Pretending that sexuality education can be taught without reference to conscience, modesty, or morality, is a lie. There is such a thing as human conscience, and right and wrong, especially where sexuality is concerned.
(I keep thinking about the lesson from last Sunday, in church: “The Body is a Temple“. The body is so much more than an object for pleasure. Every body is holy, housing a spirit child of God. Procreation is how God’s millions of beautiful children form physical families. That matters– how it happens, when and with whom it happens, all matters– almost more than anything else that the body can do. Yes, human sexuality is good and right, but steering it is not a free-for-all. It is not without a governing morality.)
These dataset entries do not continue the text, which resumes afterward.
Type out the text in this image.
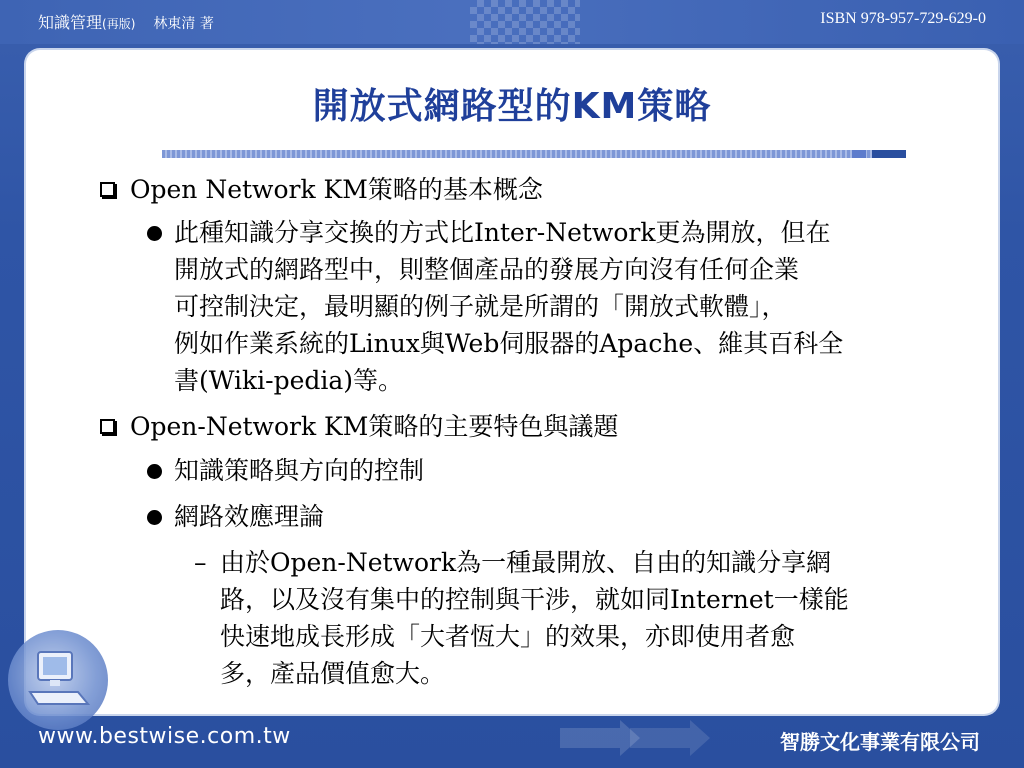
知識管理(再版) 林東清 著	ISBN 978-957-729-629-0
開放式網路型的KM策略
Open Network KM策略的基本概念
此種知識分享交換的方式比Inter-Network更為開放，但在
開放式的網路型中，則整個產品的發展方向沒有任何企業
可控制決定，最明顯的例子就是所謂的「開放式軟體」，
例如作業系統的Linux與Web伺服器的Apache、維其百科全
書(Wiki-pedia)等。
Open-Network KM策略的主要特色與議題
知識策略與方向的控制
網路效應理論
– 由於Open-Network為一種最開放、自由的知識分享網
路，以及沒有集中的控制與干涉，就如同Internet一樣能
快速地成長形成「大者恆大」的效果，亦即使用者愈
多，產品價值愈大。
www.bestwise.com.tw	智勝文化事業有限公司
That’s where the national sex standards, and HB 0246, are wrong. They pretend that human beings are without morality, without a sense of right and wrong, and that there is no unhappy consequence beyond disease or unplanned pregnancy that could result from acting out sexually, in any way, and at any age. Those are lies.
One of the main tests of life is “Will my body rule over my spirit, or will my spirit rule over my body? Will I yield to the natural or to the eternal?” We get to choose. These standards say that, in essence, there is only a body, no spirit; and there is no reason to restrain whims.
I’m not suggesting that Utah–or any state– should teach denominational religious doctrine in public schools. Of course not.
I am saying that it is wrong to promote and teach a prescribed, “new” morality (in my mind, the same, old fashioned, immorality). It is so wrong to teach little ones, nine years old, heterosexuality and homosexuality, in a school setting. It is wrong to teach that there is no such thing as perversion, nor anything wrong with sex obsession, or gender reversals. It is wrong to include so many teachings about deviant and degrading sexual behaviors as if they were normal and good, while excluding fidelity and chastity from the conversation.

(For future reference, some organizations, listed as promoting the National Sexuality Education Standards, are: the National Education Association, the American School Health Association, the American Association of Health Education, the Society of State Leaders of Health and Physical Education, the Future of Sex Education Initiative, The Sexuality Information and Education Council of the U.S. (SIECUS) and Advocates for Youth. Consultants listed include: Planned Parenthood; the Gay, Lesbian and Straight Education Netword (GLSEN) and many more. Utah’s standardized test provider, American Institutes for Research, (AIR) is openly on board with the National Sexuality Education Standards and its values, too.)